O Senado aprovou nesta quinta-feira (26), de forma unânime com 65 votos, a Medida Provisória 1.087/2021, que abre crédito extraordinário de R$ 167,2 milhões para o Ministério da Cidadania distribuir cestas de alimentos à população quilombola. A relatoria foi do senador Fabiano Contarato (PT-ES). A MP já foi aprovada na Câmara, em 19 de maio, e agora segue para promulgação.
Durante o parecer em Plenário, Contarato destacou que a medida provisória é compatível com a programação orçamentária e é de grande relevância para promover a segurança alimentar da população quilombola em situação de vulnerabilidade. No entanto, o senador afirmou que o crédito extraordinário é insuficiente para suprir todas as necessidades dessas comunidades.
— Deve-se frisar a premência do poder público, por meio de ações coordenadas, atuar de forma mais efetiva no que tange às comunidades quilombolas, aumentando a oferta de serviços de saúde, educação, cultura, assistência social, entre outros.

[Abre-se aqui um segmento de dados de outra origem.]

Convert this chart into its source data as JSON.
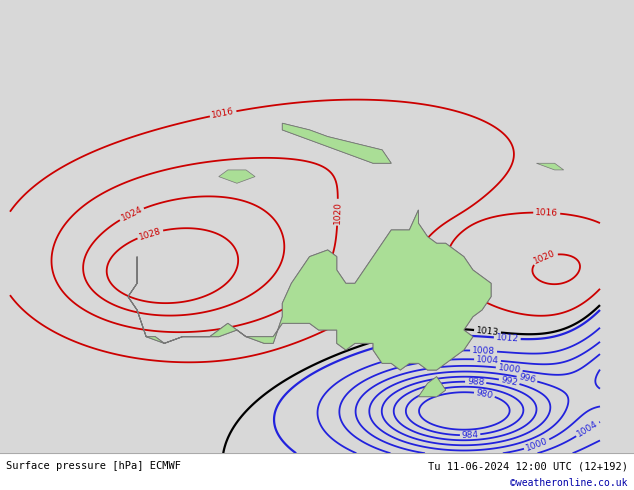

Contarato enfatizou a necessidade de investimentos em saúde, com a elaboração de um programa de atendimento, com a construção de academias de saúde. Ele também falou da importância das ações de incentivo à agricultura familiar nas comunidades quilombolas.
— É de vital relevância estimular o desenvolvimento da agricultura nessas comunidades, o que trará efeitos extremamente positivos em relação à segurança alimentar e nutricional, além de fomentar a economia local. Nesse sentido, é indispensável a perfuração e instalação de poços artesianos, a doação de kits de agricultura familiar, a distribuição de sementes, a regulamentação fundiária e a garantia de compras dos produtos da agricultura familiar.
O senador destacou ainda a importância de implantar Centros de Referência de Assistência Social (Cras) em todas as cidades com mais de 400 famílias quilombolas, bem como a implementação do Plano Brasil Quilombola, que visa à melhoria das condições de vida e ampliação do acesso a bens e serviços públicos.
Editada em dezembro do ano passado, a medida atende a uma decisão de fevereiro de 2021 do Supremo Tribunal Federal (STF) diante de uma ação proposta pela Articulação das Comunidades Negras Rurais Quilombolas (Conaq) e pelos partidos políticos PSB, PSol, PCdoB e PT.
Na ocasião, o STF determinou que o governo federal elaborasse, no prazo de 30 dias, um plano nacional de enfrentamento da pandemia da covid-19 voltado à população quilombola.
Depois da apresentação do plano pelo governo, os autores da ação, uma arguição de descumprimento de preceito fundamental (ADPF), apresentaram petição em que foram apontadas falhas no cumprimento da decisão. A conclusão foi de que algumas ações apontadas pelo governo como parte do plano eram, na verdade, anteriores a ele.
Em junho, o ministro do STF Edson Fachin deu prazo de 15 dias para que a União adotasse providências sobre o fornecimento de água potável e a adoção de medidas de segurança alimentar à população quilombola. Depois, em setembro, o ministro determinou que a União apresentasse, também em 15 dias, uma proposta de ampliação do fornecimento de água potável e de distribuição de alimentos (incluindo merenda escolar) a todas as comunidades quilombolas.